I’m pretty sure my mouth fell open in shock when I read an article about a recent e-Marketer study that claims most marketers are unaware of the FTC social media guidelines regulating influencer campaigns. I’m not sure how you can work in marketing and not understand the FTC influencer rules, but according to the study, only one in ten marketers know that sponsored posts need to be tagged as ads. Not only that, but three in ten influencers surveyed said “they’ve been asked by clients or marketers to not disclose their compensation for a post.” Meaning they were explicitly asked to violate FTC guidelines. Whoa! That’s scary.
As someone who works both in marketing and on the other side as a blogger working with brands, I’ve spent a lot of time diving into the dos and don’ts of influencer marketing and have worked hard to make sure we’re always protecting ourselves and our brands as much as possible. And guess what? According to the FTC, if their guidelines are violated, it’s most likely not going to be the blogger or influencer who gets penalized… It’s going to be the brand or their agency who faces the blame (and fees!). That means that marketers need to keep a close eye on what their influencer partners are doing and actively enforce the FTC rules instead of discouraging them.
Are there a million reasons why a brand or marketer wouldn’t want to follow the FTC guidelines? Sure. They want their influencers to come off as natural cheerleaders for their brand and not like they’re posting paid ads that don’t express their true feelings. That’s part of the beauty of utilizing influencers instead of simply publishing ads! The guidelines can also be very frustrating as a blogger since I only post about products I actually do like and wouldn’t pretend to love a brand in exchange for money. But I also understand that people’s opinions can be easily swayed when money or free product is involved and it’s important for consumers to know if someone is being paid to promote a product online.
Yes, some of the FTC guidelines are super annoying and there are definitely times when I wish they’d go away all together… But I still have them mostly memorized (you know, not word for word, but the gist) and follow them every single time I work with an influencer or when I’m working on a campaign as a blogger. If you don’t feel like reading the guidelines word for word (but really, you should! Full advertising guidelines here; more influencer-specific FAQs here), here’s a crash course in what you likely need to know, bulleted list style:
- The main goal of the FTC’s guidelines is to make sure consumers aren’t being deceived. And readers/viewers need to know when someone is being paid to give their opinion or is posting about a product they received for free on their blog or any form of social media.
- The disclosure needs to come early. So, in a blog post, it needs to be at the top of the post. You don’t want the reader to go through the whole post thinking, “wow, she really loves this product!” only to find out at the end she was being paid to post about it.
- Even though you’re often short on space in social media postings, influencers have to include disclosure here, too. That means including words or hashtags like “ad” or “sponsored.” That also means those words have to show up before anyone has to click to “read more” and if they’re being posted as a hashtag, should be the first hashtag and not buried amongst several others.

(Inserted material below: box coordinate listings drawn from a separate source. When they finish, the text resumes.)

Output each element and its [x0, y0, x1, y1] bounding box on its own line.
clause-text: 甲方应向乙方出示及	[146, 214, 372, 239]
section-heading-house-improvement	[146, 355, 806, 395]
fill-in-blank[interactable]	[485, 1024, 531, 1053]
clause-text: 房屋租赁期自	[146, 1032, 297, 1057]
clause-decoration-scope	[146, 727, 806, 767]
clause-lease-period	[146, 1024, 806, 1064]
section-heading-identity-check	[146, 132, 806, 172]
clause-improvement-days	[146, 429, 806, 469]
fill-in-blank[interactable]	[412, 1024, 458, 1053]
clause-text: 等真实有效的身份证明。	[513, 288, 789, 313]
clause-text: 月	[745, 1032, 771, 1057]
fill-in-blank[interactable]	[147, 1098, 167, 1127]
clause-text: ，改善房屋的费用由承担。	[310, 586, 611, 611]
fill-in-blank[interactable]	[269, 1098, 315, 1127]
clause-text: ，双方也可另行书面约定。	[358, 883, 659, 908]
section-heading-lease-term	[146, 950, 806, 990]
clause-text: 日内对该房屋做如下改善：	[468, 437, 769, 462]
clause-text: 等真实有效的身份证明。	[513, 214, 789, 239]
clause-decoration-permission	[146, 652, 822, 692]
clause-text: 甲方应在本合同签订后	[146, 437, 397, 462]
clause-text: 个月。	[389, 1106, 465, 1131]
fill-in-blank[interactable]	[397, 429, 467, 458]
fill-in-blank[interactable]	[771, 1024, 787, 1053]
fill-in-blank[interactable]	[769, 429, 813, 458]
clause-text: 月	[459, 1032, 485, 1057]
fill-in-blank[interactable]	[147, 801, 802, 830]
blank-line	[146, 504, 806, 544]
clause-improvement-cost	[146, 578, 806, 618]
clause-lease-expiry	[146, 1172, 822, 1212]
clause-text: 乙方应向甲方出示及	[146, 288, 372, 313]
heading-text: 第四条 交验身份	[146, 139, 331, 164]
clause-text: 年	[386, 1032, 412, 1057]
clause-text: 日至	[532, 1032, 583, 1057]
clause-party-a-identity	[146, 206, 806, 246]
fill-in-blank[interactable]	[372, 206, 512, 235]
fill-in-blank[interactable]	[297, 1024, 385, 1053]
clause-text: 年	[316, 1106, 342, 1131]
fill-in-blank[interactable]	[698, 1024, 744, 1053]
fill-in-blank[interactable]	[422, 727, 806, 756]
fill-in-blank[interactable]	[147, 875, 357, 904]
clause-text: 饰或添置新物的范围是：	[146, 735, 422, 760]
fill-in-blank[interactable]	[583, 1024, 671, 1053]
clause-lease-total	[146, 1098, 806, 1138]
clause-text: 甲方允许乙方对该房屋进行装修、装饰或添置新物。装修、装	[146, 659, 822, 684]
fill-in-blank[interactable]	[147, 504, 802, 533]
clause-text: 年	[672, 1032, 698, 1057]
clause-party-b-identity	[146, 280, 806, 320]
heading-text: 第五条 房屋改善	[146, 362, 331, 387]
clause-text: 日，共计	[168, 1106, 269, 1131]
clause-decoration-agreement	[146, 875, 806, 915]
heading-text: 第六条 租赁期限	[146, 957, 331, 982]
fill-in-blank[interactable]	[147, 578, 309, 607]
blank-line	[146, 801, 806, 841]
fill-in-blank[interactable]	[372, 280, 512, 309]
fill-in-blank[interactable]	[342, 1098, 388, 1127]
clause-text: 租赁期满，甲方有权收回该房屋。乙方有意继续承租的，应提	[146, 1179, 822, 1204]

- Oftentimes, hashtags like #spon or #collab aren’t enough since the general audience may not know what these abbreviations mean.
- Even though the guidelines may not mention platforms like Snapchat, that doesn’t mean you have an out. No matter where influencers are posting, if they’re working with a brand, they must disclose it.
- Notice celebrities don’t always disclose? Guess what? They don’t always have to! As unfair as it is, the FTC notes that celebrities don’t have to disclose if “a significant portion of her followers” know her posts are paid endorsements. How can that be measured? Good question
In many ways, the FTC guidelines are super vague and I’m pretty sure that’s for a reason. The main thing to consider when reviewing the content of influencers you work with is “does this post make it clear, early on, that this person is being paid or accepting product for free”? If so, then you’re good to go! Oh, and if you’re a brand or marketer, don’t let influencers tell you they don’t want to disclose or that that’s not how they do things. Ultimately, the blame will fall on you and you need to take responsibility for making sure things are done correctly. The chances of the FTC coming after you are probably pretty low, but it’s always best to be as safe as possible!